Maandblad, later weekblad van de vast aaneengesloten groep der jonge Kath. letterkundigen, die op het einde der vorige eeuw aan het woord kwam en, brekend met de rhetoriek van Schaepman, aansluiting zocht bij de kunstopvattingen der Tachtigers, echter met handhaving der beginselen van Jos. Alberdingk Thijm. Het eerste nummer verscheen in Oct. 1900, onder redactie van Alb. van der Kallen, Th. Molkenboer, Albertine Smulders, Maria Viola.

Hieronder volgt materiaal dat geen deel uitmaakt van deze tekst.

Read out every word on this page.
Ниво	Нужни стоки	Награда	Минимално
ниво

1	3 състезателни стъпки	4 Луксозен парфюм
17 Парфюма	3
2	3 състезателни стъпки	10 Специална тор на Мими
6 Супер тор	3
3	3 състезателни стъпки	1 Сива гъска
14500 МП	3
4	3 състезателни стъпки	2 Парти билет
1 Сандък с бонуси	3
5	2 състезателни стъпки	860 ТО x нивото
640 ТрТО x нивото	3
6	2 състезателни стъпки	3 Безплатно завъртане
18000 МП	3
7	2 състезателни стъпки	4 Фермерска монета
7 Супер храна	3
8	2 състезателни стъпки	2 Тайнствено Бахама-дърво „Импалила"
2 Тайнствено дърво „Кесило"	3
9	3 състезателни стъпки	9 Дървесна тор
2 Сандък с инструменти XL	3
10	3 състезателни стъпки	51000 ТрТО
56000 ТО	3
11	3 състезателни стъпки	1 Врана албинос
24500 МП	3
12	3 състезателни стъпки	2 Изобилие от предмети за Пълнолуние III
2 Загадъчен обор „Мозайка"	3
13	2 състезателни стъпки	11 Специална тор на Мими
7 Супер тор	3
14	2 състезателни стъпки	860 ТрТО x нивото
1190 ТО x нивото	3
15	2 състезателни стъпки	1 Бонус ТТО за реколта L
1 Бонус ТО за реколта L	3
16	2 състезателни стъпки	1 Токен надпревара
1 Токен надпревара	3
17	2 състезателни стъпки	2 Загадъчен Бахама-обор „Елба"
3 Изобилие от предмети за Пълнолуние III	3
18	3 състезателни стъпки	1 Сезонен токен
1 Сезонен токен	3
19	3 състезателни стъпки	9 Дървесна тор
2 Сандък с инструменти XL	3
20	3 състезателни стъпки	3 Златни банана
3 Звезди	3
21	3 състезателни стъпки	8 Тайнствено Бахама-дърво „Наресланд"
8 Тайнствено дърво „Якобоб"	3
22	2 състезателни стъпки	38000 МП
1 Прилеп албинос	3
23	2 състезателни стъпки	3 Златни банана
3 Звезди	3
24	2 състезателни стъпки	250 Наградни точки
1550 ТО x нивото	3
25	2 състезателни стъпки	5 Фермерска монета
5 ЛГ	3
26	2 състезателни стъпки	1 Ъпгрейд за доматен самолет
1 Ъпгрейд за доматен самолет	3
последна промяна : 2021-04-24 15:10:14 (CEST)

Het volgend jaar werd Alb. van der Kallen vervangen door C. R. de Klerk. Van 1905 tot 1910 bezette Jan Kalff in de redactie de plaats van Th. Molkenboer, in 1914 werd deze plaats ingenomen door mr.
A. A. H.
Struycken.
V. O. T. streefde naar „een eigen litteratuur” voor Nederlands Katholieken en kende hierbij groote waarde toe aan de inspiratie door de liturgie. Een verinniging van den toon der lyriek was het meest merkbare gevolg van dit streven.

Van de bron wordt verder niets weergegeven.